Despite the vast improvement TANF represents over the old system in terms of helping people tap into their unique gifts and talents to find purpose and contribute, the program leaves opportunity on the table.
It requires states to engage only half of the adult beneficiaries of the program in employment or other self-improvement activities, such as looking for work, attending school, job training or volunteering. And under current policy, states are allowed to reduce the minimum engagement requirement even further. As a result, 20 states have an adjusted minimum work participation rate standard of zero, meaning they are not engaging welfare recipients in work or work-preparation activities.
Such low expectations send the wrong message – to both state administrators running the program as well as beneficiaries – that those currently stuck in poverty are destined to stay there.
Instead, people need opportunities to learn, contribute and pursue success. Someone’s situation at birth should not dictate their outcome for life. Yet today in America, we see it happening time and time again – the poverty trap.
Over the last several years, TANF has been routinely extended in appropriations bills, with little to no debate about how to improve it. With the current TANF authorization expiring at the end of June, Congress should take advantage of the opportunity to innovate and strengthen the program, with a renewed focus on helping those who are in temporary need of assistance begin to transition off of welfare and back into the workforce where they can find meaning and purpose.
That is exactly what the Jobs and Opportunity with Benefits and Services (JOBS) for Success Act, recently introduced by Rep. Kevin Brady (R-Texas) and Sen. Steve Daines (R-Mont.) would do.

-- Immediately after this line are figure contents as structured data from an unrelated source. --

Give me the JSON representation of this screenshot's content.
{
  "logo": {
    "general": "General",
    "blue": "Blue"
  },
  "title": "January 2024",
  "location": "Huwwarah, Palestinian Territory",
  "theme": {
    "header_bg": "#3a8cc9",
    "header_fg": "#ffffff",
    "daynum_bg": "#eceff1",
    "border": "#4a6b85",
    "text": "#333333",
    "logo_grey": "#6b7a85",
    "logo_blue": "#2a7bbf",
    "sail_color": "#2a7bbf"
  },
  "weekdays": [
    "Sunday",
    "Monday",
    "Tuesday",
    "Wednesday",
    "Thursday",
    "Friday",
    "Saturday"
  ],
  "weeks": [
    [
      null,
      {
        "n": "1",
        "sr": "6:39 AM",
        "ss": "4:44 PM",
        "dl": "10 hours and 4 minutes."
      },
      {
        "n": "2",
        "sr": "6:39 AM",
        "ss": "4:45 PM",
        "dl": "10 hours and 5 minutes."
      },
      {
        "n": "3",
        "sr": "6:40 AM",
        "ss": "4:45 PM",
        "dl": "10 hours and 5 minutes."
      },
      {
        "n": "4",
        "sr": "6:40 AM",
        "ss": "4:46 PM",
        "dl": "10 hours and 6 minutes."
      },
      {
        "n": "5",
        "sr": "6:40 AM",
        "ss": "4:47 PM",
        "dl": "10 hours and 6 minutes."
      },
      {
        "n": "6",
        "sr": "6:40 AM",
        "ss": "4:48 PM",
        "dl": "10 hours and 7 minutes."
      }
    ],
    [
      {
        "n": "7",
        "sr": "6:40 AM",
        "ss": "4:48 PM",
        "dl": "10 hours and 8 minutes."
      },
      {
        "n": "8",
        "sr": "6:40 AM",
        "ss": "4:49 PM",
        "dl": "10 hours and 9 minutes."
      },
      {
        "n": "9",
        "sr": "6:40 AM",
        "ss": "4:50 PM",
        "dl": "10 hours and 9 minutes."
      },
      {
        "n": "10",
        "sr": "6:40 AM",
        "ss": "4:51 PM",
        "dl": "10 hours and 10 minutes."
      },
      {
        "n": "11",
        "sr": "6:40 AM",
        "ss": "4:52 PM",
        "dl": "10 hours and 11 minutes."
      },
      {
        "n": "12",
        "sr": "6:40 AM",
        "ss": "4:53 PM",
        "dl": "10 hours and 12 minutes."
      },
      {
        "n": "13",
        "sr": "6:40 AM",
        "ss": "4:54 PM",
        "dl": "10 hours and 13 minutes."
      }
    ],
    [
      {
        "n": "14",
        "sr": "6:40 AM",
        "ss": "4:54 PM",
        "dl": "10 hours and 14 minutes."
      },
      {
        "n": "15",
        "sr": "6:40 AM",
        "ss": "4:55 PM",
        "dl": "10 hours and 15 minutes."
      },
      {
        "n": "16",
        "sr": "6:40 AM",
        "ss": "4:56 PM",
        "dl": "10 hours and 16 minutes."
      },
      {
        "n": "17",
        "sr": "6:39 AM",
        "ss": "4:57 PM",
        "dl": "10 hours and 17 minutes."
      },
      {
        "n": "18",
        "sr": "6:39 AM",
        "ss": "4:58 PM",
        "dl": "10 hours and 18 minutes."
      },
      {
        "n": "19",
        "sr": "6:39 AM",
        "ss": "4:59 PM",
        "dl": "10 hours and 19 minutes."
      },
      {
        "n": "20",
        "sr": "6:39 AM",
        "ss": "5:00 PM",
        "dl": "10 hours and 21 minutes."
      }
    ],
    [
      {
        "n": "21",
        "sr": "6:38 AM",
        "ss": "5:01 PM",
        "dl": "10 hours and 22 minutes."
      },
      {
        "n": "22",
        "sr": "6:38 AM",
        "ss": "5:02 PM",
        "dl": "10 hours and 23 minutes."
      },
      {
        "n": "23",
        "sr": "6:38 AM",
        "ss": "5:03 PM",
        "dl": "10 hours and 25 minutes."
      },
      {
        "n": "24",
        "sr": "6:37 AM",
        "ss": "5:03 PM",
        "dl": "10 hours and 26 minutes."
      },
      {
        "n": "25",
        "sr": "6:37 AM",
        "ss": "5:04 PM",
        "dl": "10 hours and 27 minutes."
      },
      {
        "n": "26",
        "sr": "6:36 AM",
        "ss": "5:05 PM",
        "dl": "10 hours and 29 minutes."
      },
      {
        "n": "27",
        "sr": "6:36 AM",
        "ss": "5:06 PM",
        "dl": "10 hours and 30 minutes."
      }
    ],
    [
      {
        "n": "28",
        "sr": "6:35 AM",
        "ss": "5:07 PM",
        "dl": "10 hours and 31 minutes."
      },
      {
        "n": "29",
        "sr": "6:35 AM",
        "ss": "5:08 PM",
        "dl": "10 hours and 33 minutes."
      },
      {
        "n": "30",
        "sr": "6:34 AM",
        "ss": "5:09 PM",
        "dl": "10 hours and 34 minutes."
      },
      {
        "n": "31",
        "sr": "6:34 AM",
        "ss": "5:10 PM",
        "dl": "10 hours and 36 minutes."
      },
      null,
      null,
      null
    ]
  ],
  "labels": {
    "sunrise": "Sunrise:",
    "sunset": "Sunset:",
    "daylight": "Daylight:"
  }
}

The bill would ensure that all work-eligible beneficiaries have a job or, with the help of a case manager, are looking for a job, have enrolled in school or job training, or are volunteering with a community service organization, to give back in some way. Beneficiaries would meet short- and long-term goals based on their individualized opportunity plans built around their skills and education. States would be required to allocate higher percentages of the federal funding they receive for core work-support services for beneficiaries.
Additionally, the Brady-Daines proposal would improve accountability by requiring regular report cards on how effectively states are administering their programs. But most importantly, the JOBS for Success Act puts the focus back where is should be: helping beneficiaries leave with the tools they need to learn, contribute and pursue success.
The JOBS for Success Act respects the dignity of people and believes in their potential. It would be an important step in the right direction for just one of the nearly 100 federal welfare programs, in reducing poverty to only a temporary situation for individuals and not a life-long sentence.